Nos outros municípios do estado, a plataforma pode ser acessada para as outras funções, como direcionamento à medida protetiva online, telefones de emergência, endereços das Delegacias da Mulher, Plantão 24h, denúncias sobre violência doméstica e também acesso à Delegacia Virtual para registro de ocorrências.
O que é a Lei Maria da Penha
A Lei Maria da Penha foi sancionada em 7 de agosto de 2006 com o objetivo de criar mecanismos para prevenir e impedir a violência doméstica e familiar contra a mulher. Segundo a Lei, a violência doméstica contra a mulher envolve qualquer ação baseada no gênero, ou seja, a mulher sofrer algum tipo de violência apenas pelo fato de ser mulher.

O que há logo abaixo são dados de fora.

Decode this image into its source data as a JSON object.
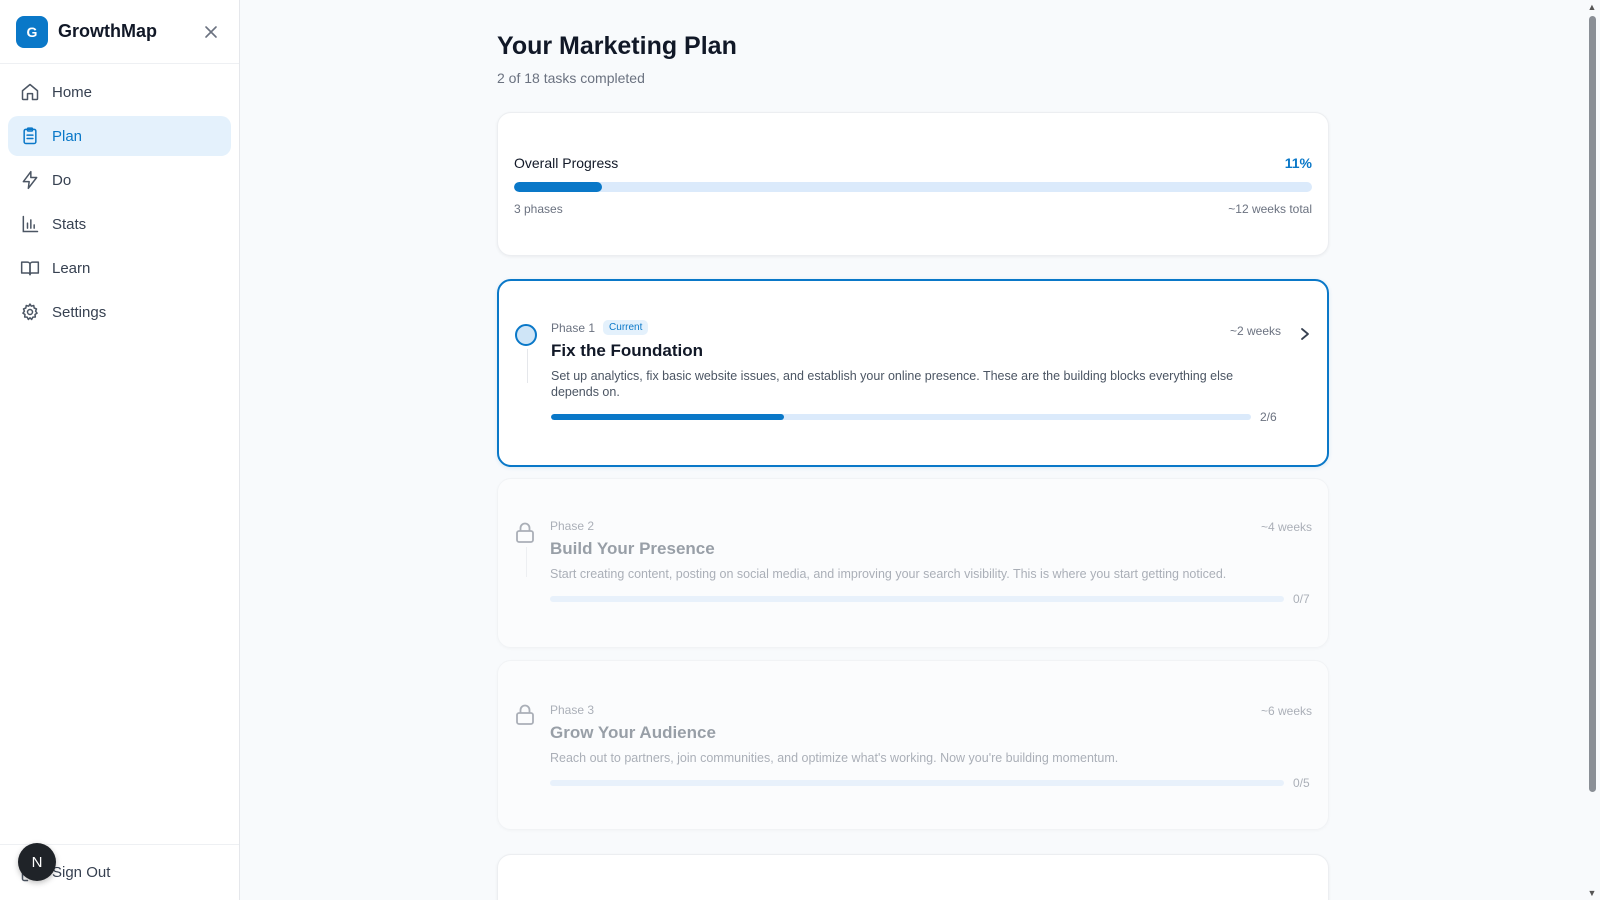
{
  "app": {
    "logo_letter": "G",
    "name": "GrowthMap"
  },
  "sidebar": {
    "items": [
      {
        "label": "Home",
        "icon": "home-icon"
      },
      {
        "label": "Plan",
        "icon": "clipboard-icon",
        "active": true
      },
      {
        "label": "Do",
        "icon": "lightning-icon"
      },
      {
        "label": "Stats",
        "icon": "bar-chart-icon"
      },
      {
        "label": "Learn",
        "icon": "book-icon"
      },
      {
        "label": "Settings",
        "icon": "gear-icon"
      }
    ],
    "sign_out": "Sign Out",
    "avatar_letter": "N"
  },
  "page": {
    "title": "Your Marketing Plan",
    "subtitle": "2 of 18 tasks completed"
  },
  "overall": {
    "label": "Overall Progress",
    "percent_text": "11%",
    "percent": 11,
    "phases_text": "3 phases",
    "total_text": "~12 weeks total"
  },
  "phases": [
    {
      "label": "Phase 1",
      "badge": "Current",
      "weeks": "~2 weeks",
      "title": "Fix the Foundation",
      "description": "Set up analytics, fix basic website issues, and establish your online presence. These are the building blocks everything else depends on.",
      "count": "2/6",
      "progress": 0.333
    },
    {
      "label": "Phase 2",
      "weeks": "~4 weeks",
      "title": "Build Your Presence",
      "description": "Start creating content, posting on social media, and improving your search visibility. This is where you start getting noticed.",
      "count": "0/7",
      "progress": 0
    },
    {
      "label": "Phase 3",
      "weeks": "~6 weeks",
      "title": "Grow Your Audience",
      "description": "Reach out to partners, join communities, and optimize what's working. Now you're building momentum.",
      "count": "0/5",
      "progress": 0
    }
  ],
  "colors": {
    "accent": "#0a78c8",
    "track": "#dbeafb",
    "active_bg": "#e4f1fc"
  }
}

O Instituto Maria da Penha aponta que essa violência pode ser dos seguintes tipos:
Violência física: qualquer ação que ofenda a integridade ou a saúde corporal da mulher. Exemplos: espancamentos, estrangulamento, cortes, sacudidas, entre outros
Violência psicológica: qualquer ação que cause dano emocional e diminuição de autoestima; prejudique e perturbe o desenvolvimento da mulher ou tente degradar e controlar suas ações, comportamentos, crenças e decisões. Exemplos: ameaça, humilhação, manipulação, isolamento, vigilância constante, perseguição, entre outros
Violência sexual: qualquer ação que obrigue a vítima a presenciar, manter ou participar de relação sexual não desejada. Exemplos: estupro, impedir uso de contraceptivos, forçar prostituição, entre outros
Violência patrimonial: qualquer ação que configure retenção ou destruição de objetos, instrumentos de trabalho, documentos, bens e valores da vítima. Exemplos: controle do dinheiro, destruição de documentos, estelionato, deixar de pagar pensão alimentícia, entre outros
Violência moral: qualquer ação que configure calúnia, difamação e injúria. Exemplos: acusar a mulher de traição, expor a vida íntima, desvalorizar a vítima pelo seu modo de se vestir, entre outros
O que é medida protetiva?
As medidas protetivas são ordens judiciais que buscam proteger pessoas que estejam em situação de risco, perigo ou vulnerabilidade. São dois tipos: as voltadas para o agressor, para impedir que ele se aproxime da vítima; e as voltadas para a vítima, para garantir a sua segurança e a proteção dos seus bens e da sua família.
Quem pode solicitar?
Qualquer mulher que esteja passando por uma situação de violência doméstica e familiar, independente do tipo de ameaça, lesão ou omissão.
Como solicitar medida protetiva?
A solicitação da medida protetiva pode ser feita em delegacias, Ministérios Públicos ou na Defensoria Pública. A mulher não precisa estar acompanhada de um advogado para fazer o pedido.